The Non-Fiction Section: Subway Preacher


April 21, 2011 by abbyo

I’ve written about Dennis W. Ho’s short documentary “Subway Preacher” briefly before, in my overall review of the True/False film festival back in March. I didn’t get to write much in-depth about the film, which is an interesting piece of cinema verite, so this week I’m doing a full review. Like George Ratliff’s movie “Hell House,” “Subway Preacher” is an interesting, frustrating and strangely entertaining look into the lives of a group of right-wing Christian fundamentalists who have clearly got some other issues they need to tackle in addition to religion.

The movie’s focal point is Brian Kelly, a man who’s given up his job to go into ministry full time. Now, when I say “go into ministry,” I don’t mean go to a theological seminary, or becoming a missionary. Brian is the subway preacher of the movie’s title. He and the members of his pitiful congregation, spend hours and hours every day in the New York City subway, handing out religious pamphlets, praying loudly, and threatening hellfire for heathens. Brian’s wife, Rose, dutifully helps him with his work, meaning that the couple has no income. During the course of the film, Brian starts having feelings for Kaitlin, a Columbia grad student and member of his flock. Discord between Brian, Rose and his ministry partner Shawn follow as a result.

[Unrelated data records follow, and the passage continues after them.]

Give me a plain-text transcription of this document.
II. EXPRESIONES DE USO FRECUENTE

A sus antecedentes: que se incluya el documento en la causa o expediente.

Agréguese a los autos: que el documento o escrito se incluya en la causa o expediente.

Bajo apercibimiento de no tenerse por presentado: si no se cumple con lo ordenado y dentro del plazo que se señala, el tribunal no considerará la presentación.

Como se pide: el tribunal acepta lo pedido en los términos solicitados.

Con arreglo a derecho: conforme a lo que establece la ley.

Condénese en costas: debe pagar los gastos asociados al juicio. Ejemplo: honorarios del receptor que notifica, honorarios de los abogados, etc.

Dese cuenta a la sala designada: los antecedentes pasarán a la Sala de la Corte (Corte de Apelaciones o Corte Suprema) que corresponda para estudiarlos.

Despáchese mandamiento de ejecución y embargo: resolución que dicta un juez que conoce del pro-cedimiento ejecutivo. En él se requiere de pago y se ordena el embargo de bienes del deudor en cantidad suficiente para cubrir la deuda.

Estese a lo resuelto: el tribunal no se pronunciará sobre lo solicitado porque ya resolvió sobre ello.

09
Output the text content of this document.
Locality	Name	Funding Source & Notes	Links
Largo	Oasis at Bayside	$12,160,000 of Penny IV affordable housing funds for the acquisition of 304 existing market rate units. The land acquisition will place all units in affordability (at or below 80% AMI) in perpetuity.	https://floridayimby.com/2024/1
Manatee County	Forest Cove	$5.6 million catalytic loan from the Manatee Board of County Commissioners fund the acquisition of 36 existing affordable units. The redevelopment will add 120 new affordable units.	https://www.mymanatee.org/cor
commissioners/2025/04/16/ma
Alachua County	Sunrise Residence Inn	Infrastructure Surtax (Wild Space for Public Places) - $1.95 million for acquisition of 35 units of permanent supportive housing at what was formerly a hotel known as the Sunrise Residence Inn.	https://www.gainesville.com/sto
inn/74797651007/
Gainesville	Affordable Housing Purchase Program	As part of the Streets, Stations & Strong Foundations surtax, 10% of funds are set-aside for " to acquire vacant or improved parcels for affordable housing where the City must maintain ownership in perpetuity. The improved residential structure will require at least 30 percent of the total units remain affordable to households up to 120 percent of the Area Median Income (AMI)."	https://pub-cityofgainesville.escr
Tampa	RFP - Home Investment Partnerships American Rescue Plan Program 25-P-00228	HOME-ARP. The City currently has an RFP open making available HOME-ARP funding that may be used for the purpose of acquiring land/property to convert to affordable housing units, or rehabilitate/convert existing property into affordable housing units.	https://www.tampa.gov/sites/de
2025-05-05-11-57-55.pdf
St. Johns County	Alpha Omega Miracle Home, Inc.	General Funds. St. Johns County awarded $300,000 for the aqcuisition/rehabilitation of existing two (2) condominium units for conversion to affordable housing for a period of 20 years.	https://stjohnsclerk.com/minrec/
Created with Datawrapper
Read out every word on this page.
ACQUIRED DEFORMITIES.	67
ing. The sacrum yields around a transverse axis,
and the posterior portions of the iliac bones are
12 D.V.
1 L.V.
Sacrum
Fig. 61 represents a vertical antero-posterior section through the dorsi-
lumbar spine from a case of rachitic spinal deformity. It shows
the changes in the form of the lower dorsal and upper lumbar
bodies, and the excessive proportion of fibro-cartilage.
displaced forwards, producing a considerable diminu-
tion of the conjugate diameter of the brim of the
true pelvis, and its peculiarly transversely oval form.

Ho pulls no punches here. He presents Brian as a wholly unlikeable, off-putting character and his congregation as a bunch of enthusiastic but misguided souls. Brian’s manipulative. He exploits Shawn. He verbally abuses Rose. He proudly takes photos with “born again” Son of Sam killer David Berkowitz. But through all of this he still truly believes he is doing God’s work, and shouts it at the top of his lungs. An exchange Kaitlin has with an irritated subway commuter as Brian spouts his dogma in the background says it best:

Man: Is he (Brian) going to hell?

Kaitlin: No, he’s saved. He isn’t going to hell.

Man: Then how bad could (hell) be?

With representatives like Brian around, it’s no wonder people get turned off by Christianity.

As much as I’d like to get on my high horse about the film’s unfortunate but true “Christians-as-wackjobs” portrayal of Brian and his team, my goal here, first and foremost, is to evaluate “Subway Preacher” as a movie. And it’s a really good movie. Ho gets creative with his camera, setting up very cinematic shots of characters, and creative transitional montages of subway scenes. The drama between Brian, Rose, Kaitlin and Shawn is heartbreaking.  You never get the sense that characters are exaggerating, or are reacting to the camera, with theexception of Brian—it could be argued that his behavior

 during the whole film (his pursuit of Kaitlin, his rejection of his wife) is a giant reaction to Ho’s presence.

Amidst all the drama, “Subway Preacher” really serves to show the ironic life and hypocrisies of people with extreme beliefs. Brian’s fundamental theology ought to eliminate divorce from Rose as an option. But yet, Brian finds a way to justify it to himself through verbally abusing her and calling her a rebellious woman when she sticks up for herself, though it’s clear she loves him. Brian and Kaitlin both claim they’re “on fire for God,” yet choose to show that fire by scaring away anyone they might potentially convert. Kaitlin actually makes a good point earlier in the film that she feels she has blood on her hands every time she chooses not to evangelize to someone, the point being that she’s keeping them from Heaven by not telling them about Jesus. But her particular brand of evangelism does more harm than good—those whose souls she’s concerned for might be better off if she didn’t say anything at all.

“Subway Preacher” is a curious slice-of-life movie that looks closely at the existence and beliefs of people most of us go out of our way to ignore. It’s not necessarily revealing or surprising, but there’s a surprising wealth of drama that provides entertaining, sympathetic characters and an engaging story. Director Dennis W. Ho has made a creative, thoughtful movie that’s as easy to laugh at as it can be cringe-inducing.


One thought on “The Non-Fiction Section: Subway Preacher

  1. Thanks for posting this. Life is complicated. I believe in God but not extremism. It’s kind of funny in a way because we instinctually know that their path has severe difficulties. That it’s a self-defeating religion that they are promoting, at least in the way they are doing it. I guess we just have to pray for them, pray for me, pray for you & pray for all of us. Thanks, Keep Blogging, Keep Writing.